By Mary Ann Roser, Austin American-Statesman
August 14, 2013

A local compounding pharmacy that issued a nationwide recall of its sterile drugs after 15 patients fell ill had been flagged previously by the Food and Drug Administration for possible contamination concerns.

The FDA cited possible contamination in a statement Sunday that said 15 patients at two Corpus Christi Medical Centers — Doctors Regional and Bay Area hospitals — had bloodstream infections after being injected with calcium gluconate, used to treat low-calcium conditions.

The product was made by Specialty Compounding, a subsidiary of Peoples Pharmacy Inc., and one of 31 compounding pharmacies that received surprise visits this spring from the FDA. Virtually all of those making sterile products were found to have problems, the FDA says on its website.

The results of the surprise inspections and a spate of recalls in the industry underscore national concerns about quality control and oversight at compounding pharmacies, which mix custom medications based on doctor prescriptions. Starting last fall, 53 people died in an outbreak of fungal meningitis linked to pain injections produced in a compounding lab in Massachusetts.

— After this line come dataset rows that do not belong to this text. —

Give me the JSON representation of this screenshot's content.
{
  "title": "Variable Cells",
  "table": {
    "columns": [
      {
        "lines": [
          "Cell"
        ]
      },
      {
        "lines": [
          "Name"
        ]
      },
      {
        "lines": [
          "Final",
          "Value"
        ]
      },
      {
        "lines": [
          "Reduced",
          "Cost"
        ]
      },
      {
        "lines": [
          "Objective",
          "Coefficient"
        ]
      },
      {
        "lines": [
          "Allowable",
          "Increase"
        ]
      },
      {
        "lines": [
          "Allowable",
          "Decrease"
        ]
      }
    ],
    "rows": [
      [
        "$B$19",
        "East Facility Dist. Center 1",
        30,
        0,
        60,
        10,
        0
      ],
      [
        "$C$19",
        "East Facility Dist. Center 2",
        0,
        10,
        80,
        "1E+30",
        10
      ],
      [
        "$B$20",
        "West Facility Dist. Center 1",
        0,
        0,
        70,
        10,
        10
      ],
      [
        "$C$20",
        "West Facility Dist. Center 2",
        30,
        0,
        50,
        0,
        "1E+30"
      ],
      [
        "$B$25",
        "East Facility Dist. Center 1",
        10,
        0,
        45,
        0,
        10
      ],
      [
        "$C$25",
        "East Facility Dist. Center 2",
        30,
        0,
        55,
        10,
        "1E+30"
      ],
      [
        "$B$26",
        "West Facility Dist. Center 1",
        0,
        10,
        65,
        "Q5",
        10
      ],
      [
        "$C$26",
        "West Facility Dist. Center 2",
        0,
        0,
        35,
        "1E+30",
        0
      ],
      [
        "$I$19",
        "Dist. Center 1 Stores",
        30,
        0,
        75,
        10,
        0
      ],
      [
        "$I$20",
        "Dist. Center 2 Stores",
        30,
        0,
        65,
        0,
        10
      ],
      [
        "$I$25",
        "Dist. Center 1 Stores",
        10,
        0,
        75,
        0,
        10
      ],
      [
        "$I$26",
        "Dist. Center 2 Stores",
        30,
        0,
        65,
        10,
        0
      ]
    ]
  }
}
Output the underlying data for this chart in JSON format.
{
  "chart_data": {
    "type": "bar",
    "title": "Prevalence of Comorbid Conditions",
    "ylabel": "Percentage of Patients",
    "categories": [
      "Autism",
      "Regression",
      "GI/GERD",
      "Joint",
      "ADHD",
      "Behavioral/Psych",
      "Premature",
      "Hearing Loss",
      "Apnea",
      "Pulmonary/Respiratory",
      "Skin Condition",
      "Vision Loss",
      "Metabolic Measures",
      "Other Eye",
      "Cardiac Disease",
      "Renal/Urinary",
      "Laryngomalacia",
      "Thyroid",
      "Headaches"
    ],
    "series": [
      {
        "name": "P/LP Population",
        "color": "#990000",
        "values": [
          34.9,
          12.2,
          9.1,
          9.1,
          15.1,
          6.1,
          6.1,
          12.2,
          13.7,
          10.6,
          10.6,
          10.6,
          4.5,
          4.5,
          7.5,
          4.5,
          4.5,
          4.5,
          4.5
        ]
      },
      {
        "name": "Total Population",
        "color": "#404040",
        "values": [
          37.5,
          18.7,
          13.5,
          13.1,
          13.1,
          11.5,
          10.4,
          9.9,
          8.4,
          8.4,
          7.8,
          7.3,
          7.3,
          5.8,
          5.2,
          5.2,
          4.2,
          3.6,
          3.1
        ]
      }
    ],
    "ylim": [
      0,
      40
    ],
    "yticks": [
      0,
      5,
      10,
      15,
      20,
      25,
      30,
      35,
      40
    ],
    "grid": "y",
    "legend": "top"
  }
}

Complaints from Congress about lax regulation have dogged the industry for several years.

Specialty Compounding spokesman David Ball emphasized that while there is a “potential connection” between the drug and the 15 infections “it has not been confirmed.”

The pharmacy, which opened in 2007 in Cedar Park, employs about 40 workers, Ball said. On Friday, it issued an alert to physicians, saying it was voluntarily recalling all of its sterile drugs going back to May 9 “out of an abundance of caution.” Noting that the recalls were initiated after reports of the bacterial infections, the alert said: “If there is microbial contamination in products intended to be sterile, patients are at risk of serious infections which may be life threatening.”

Asked whether anyone has died, FDA spokesman Curtis Allen said, “It is a matter that’s under investigation.”

The FDA says it conducted the inspections earlier this year based on “serious adverse event reports, historical inspection data and reports of product quality problems.” Facilities that met at least two criteria or had a reported death were chosen for the priority inspections, according to the FDA.

Speciality Compounding was one of them.

The six-page report from the March 18-22 inspection lists eight “observations,” the first of which says procedures to prevent drug contamination “are not established.” FDA representatives, for example, observed staff members using gloved hands to touch their bare skin and kneeling on the floor to retrieve vials without changing the gown or gloves, the report says.

The additional observations say that the company failed to do routine drug potency or sterility tests, and that it had problems monitoring sterility of its “clean room.”

Specialty Compounding’s response has included such steps as retraining its staff and adopting new procedures to test its products for contaminants and sterility.

“Our top priority is patient safety and ensuring that all recalled products are promptly returned to the pharmacy,” a written statement from Ball said. “The source of the bacteria has not been identified. Results from laboratory testing on samples of our calcium gluconate infusion product, which was distributed to hospitals only within Texas, are expected later this week, and we will keep the public apprised of the process.”

The other products the company recalled, which Ball said number about 50, went to every state except North Carolina.

Since the FDA announced the inspections, records show 11 other compounding pharmacies have announced some kind of recall, most of them for sterility assurance problems.